Maintaining the administrative infrastructure after the initial inspection is over can also prove difficult for many hospitals. “The biggest challenge with JCI assessment is that reviewers only come around every three years, so you have to get your clinical workforce engaged continuously so that it does not become a six-month exercise,” says Bosio.

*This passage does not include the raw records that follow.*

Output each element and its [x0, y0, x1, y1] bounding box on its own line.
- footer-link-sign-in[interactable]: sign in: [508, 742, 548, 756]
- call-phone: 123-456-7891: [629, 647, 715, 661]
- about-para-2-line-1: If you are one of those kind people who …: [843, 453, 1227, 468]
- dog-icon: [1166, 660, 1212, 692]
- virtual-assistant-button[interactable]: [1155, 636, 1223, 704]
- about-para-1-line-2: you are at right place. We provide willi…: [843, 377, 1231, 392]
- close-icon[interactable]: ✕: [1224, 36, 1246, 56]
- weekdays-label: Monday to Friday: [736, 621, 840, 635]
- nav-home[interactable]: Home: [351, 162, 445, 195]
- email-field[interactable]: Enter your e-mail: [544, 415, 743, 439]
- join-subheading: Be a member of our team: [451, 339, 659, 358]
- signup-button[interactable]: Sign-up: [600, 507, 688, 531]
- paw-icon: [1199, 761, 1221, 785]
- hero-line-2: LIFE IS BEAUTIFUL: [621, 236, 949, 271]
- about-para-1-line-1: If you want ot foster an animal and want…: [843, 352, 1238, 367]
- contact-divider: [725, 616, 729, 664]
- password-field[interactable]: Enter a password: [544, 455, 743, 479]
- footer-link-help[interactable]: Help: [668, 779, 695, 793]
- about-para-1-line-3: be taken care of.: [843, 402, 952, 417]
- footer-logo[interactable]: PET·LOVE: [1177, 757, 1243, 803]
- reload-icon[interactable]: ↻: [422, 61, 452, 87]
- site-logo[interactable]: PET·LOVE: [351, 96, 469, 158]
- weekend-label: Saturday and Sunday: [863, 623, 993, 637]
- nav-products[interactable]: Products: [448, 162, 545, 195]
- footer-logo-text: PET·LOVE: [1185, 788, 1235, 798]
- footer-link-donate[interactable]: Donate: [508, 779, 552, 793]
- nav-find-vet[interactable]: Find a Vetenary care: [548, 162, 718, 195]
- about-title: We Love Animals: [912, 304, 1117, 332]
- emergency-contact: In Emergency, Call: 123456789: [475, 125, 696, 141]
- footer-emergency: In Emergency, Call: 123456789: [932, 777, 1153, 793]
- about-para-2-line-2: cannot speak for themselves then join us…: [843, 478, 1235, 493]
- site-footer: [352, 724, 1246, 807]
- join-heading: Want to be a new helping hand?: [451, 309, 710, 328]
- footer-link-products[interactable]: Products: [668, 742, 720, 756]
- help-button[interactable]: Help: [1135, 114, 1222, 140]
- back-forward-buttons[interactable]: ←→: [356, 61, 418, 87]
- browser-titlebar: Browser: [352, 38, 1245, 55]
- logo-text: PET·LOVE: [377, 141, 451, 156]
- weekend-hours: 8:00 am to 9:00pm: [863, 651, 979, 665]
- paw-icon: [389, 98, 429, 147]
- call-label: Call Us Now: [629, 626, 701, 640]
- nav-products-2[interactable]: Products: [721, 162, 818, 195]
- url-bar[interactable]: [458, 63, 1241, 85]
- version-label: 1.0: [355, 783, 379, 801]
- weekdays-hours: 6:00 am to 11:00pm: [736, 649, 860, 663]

Different paths to accreditation

Different hospitals employ different strategies to prepare for the JCI vetting process, but each is driven by a desire to improve outcomes, bring standards up to established norms and bolster international acumen.
Bosio says that for Corniche Hospital, the decision to pursue JCI accreditation was driven by the UAE government’s desire to set down a benchmark and establish standards across government-affiliated hospitals. Beijing United Family Hospital decided to seek JCI accreditation at the request of its international staff — a third of its full-time providers are from overseas, mostly from North America, Western Europe and other Asian countries like Singapore and Nepal, notes Pan.

“We were claiming to be an international hospital, but we did not have one standard,” says Pan, who helped oversee the hospital’s successful JCI accreditation in 2005. “Now, our physicians can go to any JCI hospital in the world and know we are speaking a common language,” she says.

The Cleveland Clinic Abu Dhabi relied on its U.S. ties to succeed with JCI accreditation. “We had an advantage in that we were building our hospital in the image of the Cleveland Clinic in the U.S.,” says Kohli. “Organizations that do not have the resources to have somebody work on JCI full-time might rely on consultants to come in and guide them, and I think that’s workable,” he adds.

Outside help isn’t strictly necessary, though. Beijing United Family Hospital was among the group of hospitals that did not hire an outside consultant. “You save costs but sometimes you miss several points, and you can get unexpected surprises,” says Pan. “But with a consultant, the risk is that people will go back to their own styles very quickly.” Pan adds that were she to do it over again, she would both employ an outside consultant and create an internal task force.

But regardless of the approach, Pan, Kohli and Bosio agree that the process of pursuing and attaining JCI accreditation improves outcomes and quality overall. For Pan, one of the most dramatic improvements at her hospital was related to the rate of Cesarean sections, a procedure that surgeons are more prone to recommend in the absence of adequate quality controls. In the years prior to JCI accreditation, Beijing United’s Cesarean section rate reached a peak of 40 percent. But in 2015, a decade after JCI accreditation, the rate dropped to 27 percent.

Ultimately, all agree, one of the main benefits of JCI accreditation is in building a culture of accountability within a hospital. “It makes people uncomfortable to report mistakes, but you need an open and transparent environment,” says Pan. Although achieving accreditation back in 2005 took a lot of effort and resources, she adds, now JCI’s international best practices have become a natural part of hospital operations.

Ultimately, it’s those best practices, and the better patient outcomes that go along with them, that are the real point of accreditation.